Entry of viruses through the epithelial barrier: pathogenic trickery

Abstract

Mucosal surfaces--such as the lining of the gut or the reproductive tract--are the main point of entry for viruses into the body. As such, almost all viruses interact with epithelial cells, and make use of the normal epithelial signalling and trafficking pathways of the host cell. In addition to protein receptors, carbohydrate chains of proteoglycans and epithelial-membrane glycosphingolipids have emerged as a new class of receptors for viral attachment to the host cell.

Figure 1. Proteoglycans and glycosphingolipids.

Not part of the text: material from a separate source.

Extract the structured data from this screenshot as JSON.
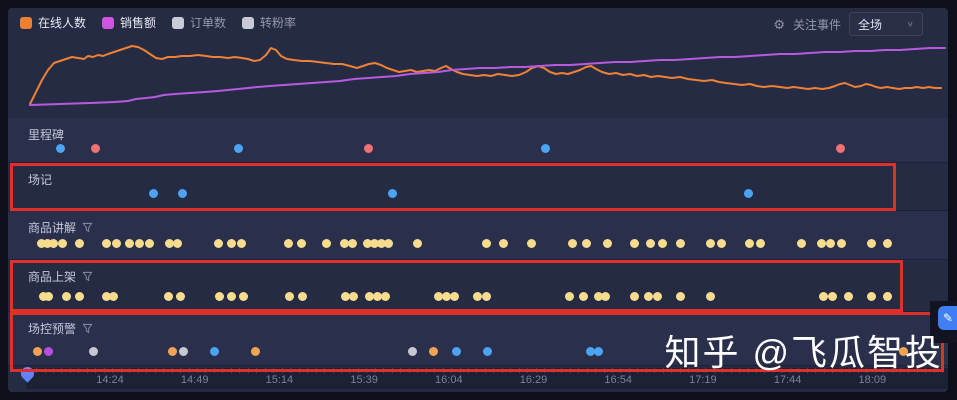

a | Proteoglycans are proteins that are classified by a post-translational attachment of polysaccharide glycosaminoglycan moieties, which are each composed of repeating disaccharide units. The ubiquitously expressed glycosaminoglycan heparan sulphate (shown here) is highly polymorphic, and its sulphated structural motifs are primarily responsible for its protein binding and regulatory properties. b | Glycosphingolipids are anchored in the outer leaflet of the plasma-membrane bilayer by their common hydrophobic backbone, ceramide, which consists of a fatty-acid chain linked to the sphingosine base. The hydrophilic carbohydrate parts of neutral glycosphingolipids and gangliosides protrude into the extracellular space and partially cover the cell surface. GalNAc, (OSO₃), N-acetyl galactosamine sulphate; GlcNSO₃, glucosamine sulphate; GlcUA, glucuronic acid; IdUA (OSO₃), iduronic acid sulphate.

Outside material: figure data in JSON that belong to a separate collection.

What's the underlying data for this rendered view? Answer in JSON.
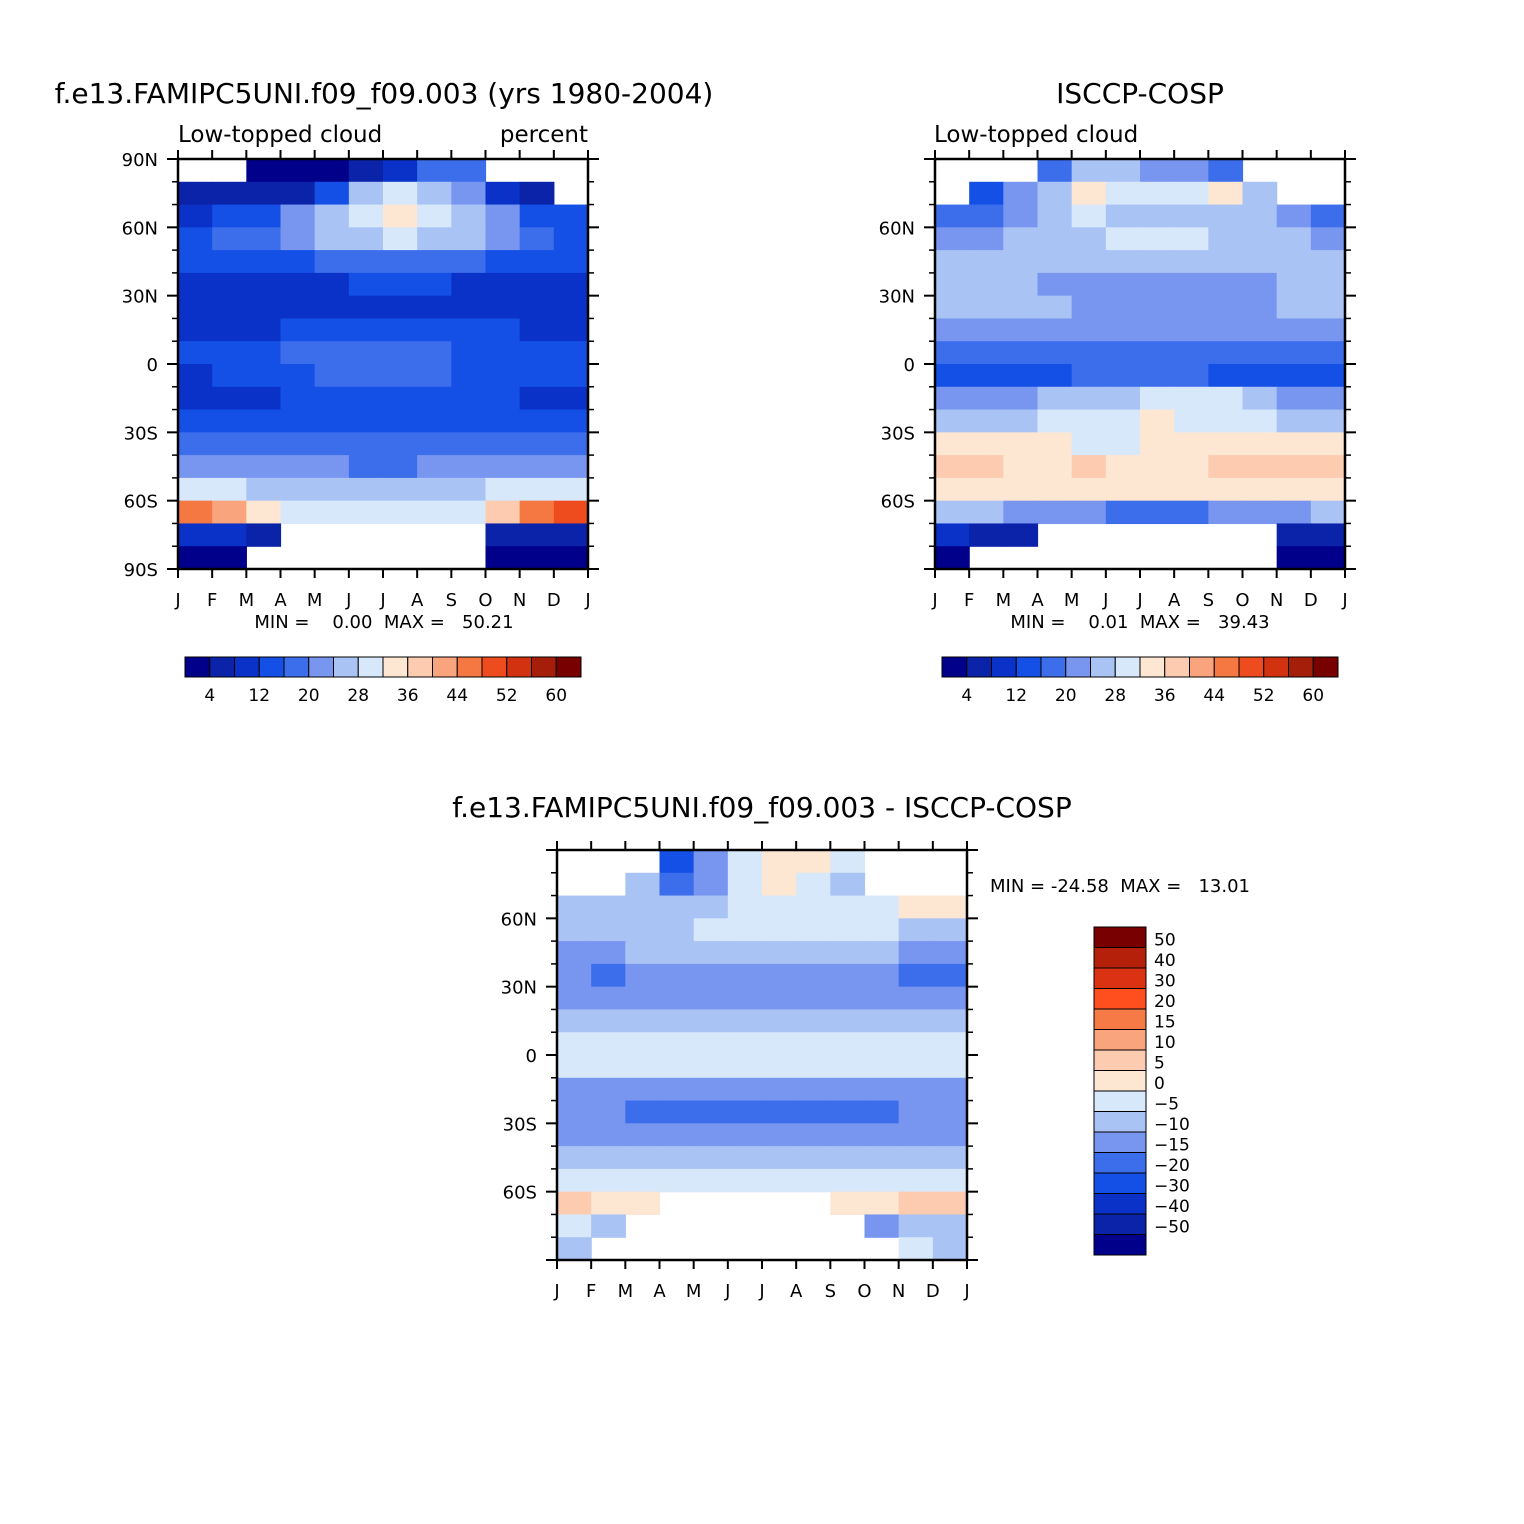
{
  "chart_data": [
    {
      "type": "heatmap",
      "title": "f.e13.FAMIPC5UNI.f09_f09.003 (yrs 1980-2004)",
      "left_label": "Low-topped cloud",
      "right_label": "percent",
      "x_ticks": [
        "J",
        "F",
        "M",
        "A",
        "M",
        "J",
        "J",
        "A",
        "S",
        "O",
        "N",
        "D",
        "J"
      ],
      "y_ticks": [
        "90N",
        "60N",
        "30N",
        "0",
        "30S",
        "60S",
        "90S"
      ],
      "ylim": [
        -90,
        90
      ],
      "min_max_text": "MIN =    0.00  MAX =   50.21",
      "colorbar_labels": [
        "4",
        "12",
        "20",
        "28",
        "36",
        "44",
        "52",
        "60"
      ],
      "colorbar_colors": [
        "#00008b",
        "#0a23a8",
        "#0a32c8",
        "#1450e6",
        "#3c6eeb",
        "#7896f0",
        "#aac3f5",
        "#d7e8fb",
        "#fde6d2",
        "#fccbb0",
        "#f9a47c",
        "#f57842",
        "#ee4c1e",
        "#d2320f",
        "#a51e0a",
        "#780000"
      ],
      "latitudes": [
        85,
        75,
        65,
        55,
        45,
        35,
        25,
        15,
        5,
        -5,
        -15,
        -25,
        -35,
        -45,
        -55,
        -65,
        -75,
        -85
      ],
      "months": [
        "J",
        "F",
        "M",
        "A",
        "M",
        "J",
        "J",
        "A",
        "S",
        "O",
        "N",
        "D"
      ],
      "z": [
        [
          null,
          null,
          1,
          1,
          3,
          5,
          9,
          19,
          16,
          null,
          null,
          null
        ],
        [
          7,
          7,
          4,
          7,
          13,
          24,
          28,
          26,
          23,
          9,
          5,
          null
        ],
        [
          10,
          12,
          15,
          20,
          24,
          31,
          32,
          30,
          27,
          22,
          14,
          12
        ],
        [
          14,
          16,
          18,
          21,
          24,
          27,
          28,
          27,
          24,
          22,
          18,
          15
        ],
        [
          13,
          13,
          14,
          15,
          16,
          17,
          18,
          17,
          16,
          15,
          14,
          13
        ],
        [
          10,
          10,
          11,
          11,
          11,
          12,
          12,
          12,
          11,
          11,
          11,
          10
        ],
        [
          10,
          10,
          10,
          10,
          9,
          10,
          10,
          9,
          10,
          10,
          10,
          10
        ],
        [
          11,
          11,
          11,
          12,
          13,
          13,
          12,
          12,
          12,
          12,
          11,
          11
        ],
        [
          12,
          13,
          14,
          16,
          17,
          17,
          17,
          16,
          15,
          14,
          13,
          12
        ],
        [
          11,
          12,
          13,
          15,
          17,
          17,
          17,
          17,
          15,
          14,
          13,
          12
        ],
        [
          10,
          10,
          11,
          13,
          14,
          14,
          14,
          13,
          12,
          12,
          11,
          10
        ],
        [
          14,
          14,
          14,
          13,
          13,
          13,
          13,
          13,
          13,
          14,
          14,
          14
        ],
        [
          19,
          19,
          18,
          17,
          17,
          16,
          16,
          17,
          17,
          18,
          19,
          19
        ],
        [
          23,
          23,
          22,
          21,
          20,
          19,
          19,
          20,
          21,
          22,
          23,
          23
        ],
        [
          30,
          29,
          27,
          25,
          24,
          24,
          24,
          25,
          26,
          28,
          30,
          31
        ],
        [
          46,
          41,
          33,
          29,
          28,
          28,
          28,
          29,
          30,
          36,
          44,
          48
        ],
        [
          10,
          8,
          6,
          null,
          null,
          null,
          null,
          null,
          null,
          4,
          5,
          7
        ],
        [
          3,
          2,
          null,
          null,
          null,
          null,
          null,
          null,
          null,
          1,
          1,
          1
        ]
      ]
    },
    {
      "type": "heatmap",
      "title": "ISCCP-COSP",
      "left_label": "Low-topped cloud",
      "x_ticks": [
        "J",
        "F",
        "M",
        "A",
        "M",
        "J",
        "J",
        "A",
        "S",
        "O",
        "N",
        "D",
        "J"
      ],
      "y_ticks": [
        "60N",
        "30N",
        "0",
        "30S",
        "60S"
      ],
      "ylim": [
        -90,
        90
      ],
      "min_max_text": "MIN =    0.01  MAX =   39.43",
      "colorbar_labels": [
        "4",
        "12",
        "20",
        "28",
        "36",
        "44",
        "52",
        "60"
      ],
      "colorbar_colors": [
        "#00008b",
        "#0a23a8",
        "#0a32c8",
        "#1450e6",
        "#3c6eeb",
        "#7896f0",
        "#aac3f5",
        "#d7e8fb",
        "#fde6d2",
        "#fccbb0",
        "#f9a47c",
        "#f57842",
        "#ee4c1e",
        "#d2320f",
        "#a51e0a",
        "#780000"
      ],
      "latitudes": [
        85,
        75,
        65,
        55,
        45,
        35,
        25,
        15,
        5,
        -5,
        -15,
        -25,
        -35,
        -45,
        -55,
        -65,
        -75,
        -85
      ],
      "months": [
        "J",
        "F",
        "M",
        "A",
        "M",
        "J",
        "J",
        "A",
        "S",
        "O",
        "N",
        "D"
      ],
      "z": [
        [
          null,
          null,
          null,
          16,
          24,
          27,
          22,
          20,
          18,
          null,
          null,
          null
        ],
        [
          null,
          14,
          20,
          26,
          33,
          31,
          28,
          30,
          32,
          26,
          null,
          null
        ],
        [
          16,
          18,
          22,
          26,
          28,
          27,
          26,
          27,
          26,
          24,
          20,
          18
        ],
        [
          22,
          23,
          24,
          26,
          27,
          28,
          29,
          29,
          27,
          26,
          24,
          22
        ],
        [
          25,
          25,
          24,
          24,
          25,
          25,
          25,
          25,
          25,
          24,
          24,
          25
        ],
        [
          24,
          24,
          24,
          23,
          23,
          23,
          23,
          23,
          23,
          23,
          24,
          24
        ],
        [
          26,
          26,
          25,
          24,
          23,
          23,
          23,
          22,
          22,
          23,
          25,
          26
        ],
        [
          22,
          22,
          21,
          21,
          20,
          20,
          20,
          20,
          20,
          21,
          22,
          22
        ],
        [
          16,
          16,
          17,
          17,
          17,
          16,
          16,
          16,
          16,
          17,
          17,
          16
        ],
        [
          14,
          14,
          15,
          15,
          16,
          16,
          16,
          16,
          15,
          15,
          14,
          14
        ],
        [
          22,
          22,
          23,
          24,
          26,
          27,
          29,
          30,
          28,
          25,
          23,
          22
        ],
        [
          26,
          26,
          27,
          28,
          30,
          31,
          32,
          31,
          30,
          28,
          27,
          26
        ],
        [
          32,
          32,
          32,
          32,
          31,
          31,
          32,
          32,
          32,
          32,
          33,
          32
        ],
        [
          36,
          36,
          35,
          35,
          36,
          35,
          34,
          35,
          36,
          36,
          37,
          36
        ],
        [
          34,
          34,
          34,
          33,
          33,
          32,
          32,
          32,
          33,
          34,
          35,
          34
        ],
        [
          25,
          24,
          22,
          22,
          20,
          18,
          18,
          18,
          20,
          22,
          23,
          24
        ],
        [
          8,
          6,
          5,
          null,
          null,
          null,
          null,
          null,
          null,
          null,
          4,
          6
        ],
        [
          2,
          null,
          null,
          null,
          null,
          null,
          null,
          null,
          null,
          null,
          1,
          1
        ]
      ]
    },
    {
      "type": "heatmap",
      "title": "f.e13.FAMIPC5UNI.f09_f09.003 - ISCCP-COSP",
      "x_ticks": [
        "J",
        "F",
        "M",
        "A",
        "M",
        "J",
        "J",
        "A",
        "S",
        "O",
        "N",
        "D",
        "J"
      ],
      "y_ticks": [
        "60N",
        "30N",
        "0",
        "30S",
        "60S"
      ],
      "ylim": [
        -90,
        90
      ],
      "min_max_text": "MIN = -24.58  MAX =   13.01",
      "colorbar_labels": [
        "50",
        "40",
        "30",
        "20",
        "15",
        "10",
        "5",
        "0",
        "-5",
        "-10",
        "-15",
        "-20",
        "-30",
        "-40",
        "-50"
      ],
      "colorbar_colors": [
        "#780000",
        "#b4200a",
        "#dc3214",
        "#ff4f1e",
        "#f57a46",
        "#f9a47c",
        "#fccbb0",
        "#fde6d2",
        "#d7e8fb",
        "#aac3f5",
        "#7896f0",
        "#3c6eeb",
        "#1450e6",
        "#0a32c8",
        "#0a23a8",
        "#00008b"
      ],
      "latitudes": [
        85,
        75,
        65,
        55,
        45,
        35,
        25,
        15,
        5,
        -5,
        -15,
        -25,
        -35,
        -45,
        -55,
        -65,
        -75,
        -85
      ],
      "months": [
        "J",
        "F",
        "M",
        "A",
        "M",
        "J",
        "J",
        "A",
        "S",
        "O",
        "N",
        "D"
      ],
      "z": [
        [
          null,
          null,
          null,
          -22,
          -14,
          -4,
          2,
          3,
          -2,
          null,
          null,
          null
        ],
        [
          null,
          null,
          -10,
          -18,
          -12,
          -4,
          1,
          -2,
          -6,
          null,
          null,
          null
        ],
        [
          -6,
          -6,
          -8,
          -10,
          -6,
          -1,
          -2,
          -1,
          -3,
          -4,
          2,
          2
        ],
        [
          -8,
          -7,
          -7,
          -6,
          -4,
          -2,
          -2,
          -3,
          -4,
          -5,
          -6,
          -7
        ],
        [
          -11,
          -11,
          -10,
          -10,
          -9,
          -9,
          -8,
          -9,
          -9,
          -10,
          -11,
          -11
        ],
        [
          -15,
          -16,
          -15,
          -14,
          -13,
          -13,
          -13,
          -13,
          -13,
          -14,
          -16,
          -16
        ],
        [
          -13,
          -13,
          -12,
          -11,
          -11,
          -11,
          -11,
          -12,
          -12,
          -12,
          -13,
          -13
        ],
        [
          -9,
          -9,
          -8,
          -8,
          -8,
          -7,
          -7,
          -7,
          -8,
          -8,
          -9,
          -9
        ],
        [
          -3,
          -3,
          -3,
          -2,
          -2,
          -2,
          -2,
          -2,
          -2,
          -3,
          -3,
          -3
        ],
        [
          -5,
          -5,
          -5,
          -4,
          -4,
          -3,
          -3,
          -4,
          -4,
          -4,
          -5,
          -5
        ],
        [
          -12,
          -13,
          -12,
          -12,
          -13,
          -13,
          -13,
          -13,
          -13,
          -12,
          -12,
          -12
        ],
        [
          -14,
          -15,
          -16,
          -17,
          -19,
          -20,
          -20,
          -20,
          -18,
          -16,
          -15,
          -14
        ],
        [
          -12,
          -12,
          -13,
          -14,
          -14,
          -15,
          -15,
          -15,
          -14,
          -13,
          -12,
          -12
        ],
        [
          -9,
          -9,
          -9,
          -9,
          -9,
          -10,
          -10,
          -10,
          -9,
          -9,
          -9,
          -9
        ],
        [
          -4,
          -4,
          -3,
          -3,
          -2,
          -2,
          -2,
          -2,
          -2,
          -3,
          -3,
          -3
        ],
        [
          6,
          4,
          1,
          null,
          null,
          null,
          null,
          null,
          1,
          3,
          6,
          8
        ],
        [
          -5,
          -6,
          null,
          null,
          null,
          null,
          null,
          null,
          null,
          -14,
          -8,
          -6
        ],
        [
          -6,
          null,
          null,
          null,
          null,
          null,
          null,
          null,
          null,
          null,
          -5,
          -6
        ]
      ]
    }
  ]
}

Figure 2. Entry of HIV into a polarized epithelial cell by transcytosis.

Cell-free human immunodeficiency virus (HIV) or infected cells encounter a mucosal surface (Box 4). Both contain viruses that use either the chemokine receptor CCR5 (R5 virus; found in most acutely infected patients, and therefore thought to be the main vector of infection) or CXCR4 (X4 virus; found later in patients, as the disease progresses) for fusion and/or infection. In the upper small intestine, galactosyl-ceramide (GalCer)⁺/CCR5⁺/CXCR4⁻ epithelial cells endocytose cell-free R5 virus at the lumenal surface in a galactosyl ceramide/CCR5-receptor-mediated mechanism, whereas cell-free X4 viruses cannot enter these CXCR4^– epithelial cells. Alternatively, R5 (or X4)-infected MONONUCLEAR CELLS bind to the epithelial cell and induce the polarized budding of newly formed R5 (or X4) viruses, which are rapidly endocytosed through GalCer that is present in raft microdomains^,. HIV transcytoses across epithelial cells to the serosal surface, where fusion of the transcytotic vesicles releases virus into the LAMINA PROPRIA. Here, R5 viruses infect the CCR5⁺/CXCR4⁺/CD4⁺ lamina propria T lymphocyte, but not the CCR5−/CXCR4−/CD4⁺ intestinal macrophage. By contrast, the infection of intestinal CXCR4⁺/CD4⁺ T cells by X4 viruses that are transcytosed from X4-infected cells is blocked by stromal-cell-derived factor (SDF)-1 that is present in the mucosa. The ability of primary human M cells to translocate R5 or X4 HIV remains to be clarified.

Figure 3. The physio-pathology of diarrhoea induced by rotavirus.

During the first cycle of rotavirus replication in mucosal epithelial cells, the synthesis of rotaviral proteins in the cell cytoplasm leads to an increase in the plasma-membrane permeability to Ca²⁺, to activation of regulatory mechanisms and to an increase in the concentration of Ca²⁺ in the endoplasmic reticulum (ER). The increased concentration of cytosolic Ca²⁺ in infected cells promotes the activation of Ca²⁺-dependent enzymes, which in turn induces cell lysis and the release of viral proteins and viral progeny. Non-structural protein (NSP)-4 might act as a viral enterotoxin on as-yet-uninfected cells to induce secretory diarrhoea through a | Ca²⁺-dependent secretion by intestinal cells, b | Ca²⁺-dependent secretion of peptides and amines to stimulate the enteric nervous system (ENS), and c | further activation of epithelial-cell chloride (Cl⁻) secretion by the ENS. In parallel, released virus infects downstream absorptive cells. This will lead to a massive cell death and, as a consequence, reduction of the absorptive surface of the intestinal epithelium and an osmotic component of diarrhoea. Various forms of the virus along the rotavirus-maturation pathway are shown: DLP, double-layer particle; IMP, intramembrane particle; Ins(1,4,5)P₃, inositol 1,4,5-trisphosphate; PLC, phospholipase C; SERCA, sarcoplasmic/endoplasmic-reticulum Ca²⁺-ATPase; TLP, triple-layer particle.